The first step was a House vote Thursday on an amendment to a budget bill for the VA and military construction that would allow doctors with the U.S. Department of Veterans Affairs to recommend pot as treatment to veterans in states where medical marijuana is legal, which is roughly half the country.

The Senate took a similar approach in its own version of the spending measure by neutering a VA policy that had prohibited this practice.

Both measures easily passed their respective chambers.

The House approved the marijuana amendment by a 233-189 vote and the Senate on Thursday passed its spending measure, in which the pot policy change was included, by an 89-8 margin.

Five of Colorado’s seven lawmakers in the House supported the amendment, including U.S. Rep. Jared Polis, D-Boulder, who co-authored the provision.

“Veterans whose doctors believe that medical marijuana will help them address medical issues such as PTSD (post-traumatic stress disorder) or chronic pain should be afforded that option,” said Polis in a statement.

Another supporter of the House amendment was veteran and U.S. Rep. Mike Coffman, R-Aurora.

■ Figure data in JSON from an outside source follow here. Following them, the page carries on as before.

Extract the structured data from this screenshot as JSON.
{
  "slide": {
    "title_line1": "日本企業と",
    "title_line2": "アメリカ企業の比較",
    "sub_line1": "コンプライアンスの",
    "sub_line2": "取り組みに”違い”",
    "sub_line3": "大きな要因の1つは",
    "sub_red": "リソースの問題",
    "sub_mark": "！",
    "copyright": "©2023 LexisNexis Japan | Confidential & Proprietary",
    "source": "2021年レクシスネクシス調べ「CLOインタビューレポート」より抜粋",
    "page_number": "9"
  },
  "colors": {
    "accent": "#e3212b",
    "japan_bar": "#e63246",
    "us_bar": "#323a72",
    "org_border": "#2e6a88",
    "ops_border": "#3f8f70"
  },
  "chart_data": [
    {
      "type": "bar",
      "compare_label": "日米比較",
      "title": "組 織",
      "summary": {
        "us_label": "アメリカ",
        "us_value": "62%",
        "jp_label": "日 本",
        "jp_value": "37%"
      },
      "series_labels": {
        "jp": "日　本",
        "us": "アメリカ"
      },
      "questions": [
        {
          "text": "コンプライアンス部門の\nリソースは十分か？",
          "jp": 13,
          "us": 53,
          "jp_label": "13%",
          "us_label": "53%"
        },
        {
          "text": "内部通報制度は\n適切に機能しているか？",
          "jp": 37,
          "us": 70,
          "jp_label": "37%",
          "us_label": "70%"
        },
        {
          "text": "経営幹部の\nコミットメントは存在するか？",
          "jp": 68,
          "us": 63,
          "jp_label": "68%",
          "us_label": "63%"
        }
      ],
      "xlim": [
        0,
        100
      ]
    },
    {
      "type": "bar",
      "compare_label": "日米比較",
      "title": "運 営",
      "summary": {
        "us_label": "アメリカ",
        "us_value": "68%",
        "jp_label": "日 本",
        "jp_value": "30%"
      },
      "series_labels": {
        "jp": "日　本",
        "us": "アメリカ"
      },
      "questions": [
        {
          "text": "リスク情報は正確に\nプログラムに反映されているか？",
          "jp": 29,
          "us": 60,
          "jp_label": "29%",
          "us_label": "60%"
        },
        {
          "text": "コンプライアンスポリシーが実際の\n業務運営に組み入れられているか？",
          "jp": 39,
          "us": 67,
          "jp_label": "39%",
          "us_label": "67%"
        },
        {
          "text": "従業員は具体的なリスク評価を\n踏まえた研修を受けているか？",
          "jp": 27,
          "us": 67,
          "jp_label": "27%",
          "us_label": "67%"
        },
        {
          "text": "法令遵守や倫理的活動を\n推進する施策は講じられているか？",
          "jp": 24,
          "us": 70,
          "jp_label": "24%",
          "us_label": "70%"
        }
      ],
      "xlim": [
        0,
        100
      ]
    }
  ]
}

He said in a phone interview that the marijuana provision wasn’t an easy vote but — given the number of combat veterans dealing with PTSD — that he’s willing to give it a try.

“I tend to be more open on alternative therapies,” he said.

The state’s two no votes were from U.S. Reps. Doug Lamborn, R-Colorado Springs, and Scott Tipton, R-Cortez. Both pointed to the fact that marijuana remains listed as a federally controlled substance as a reason to oppose it.

“It’s bad policy to place VA doctors (who are federal employees) in a position where they could potentially violate federal law by discussing/prescribing medical marijuana,” said Tipton aide Josh Green in a statement.

Colorado’s two U.S. Senators, Michael Bennet and Cory Gardner, both supported the underlying bill with the marijuana provision.

One of the nation’s biggest veteran groups, the Veterans of Foreign Wars, has taken a wait-and-see approach to the legislation.

“It is illegal by federal law, but if proven to help sick or disabled veterans, then perhaps the federal government should allow it, provided its effects do not compromise existing treatments or medications prescribed by licensed medical professionals,” said spokesman Joe Davis. “More research needs to be done.”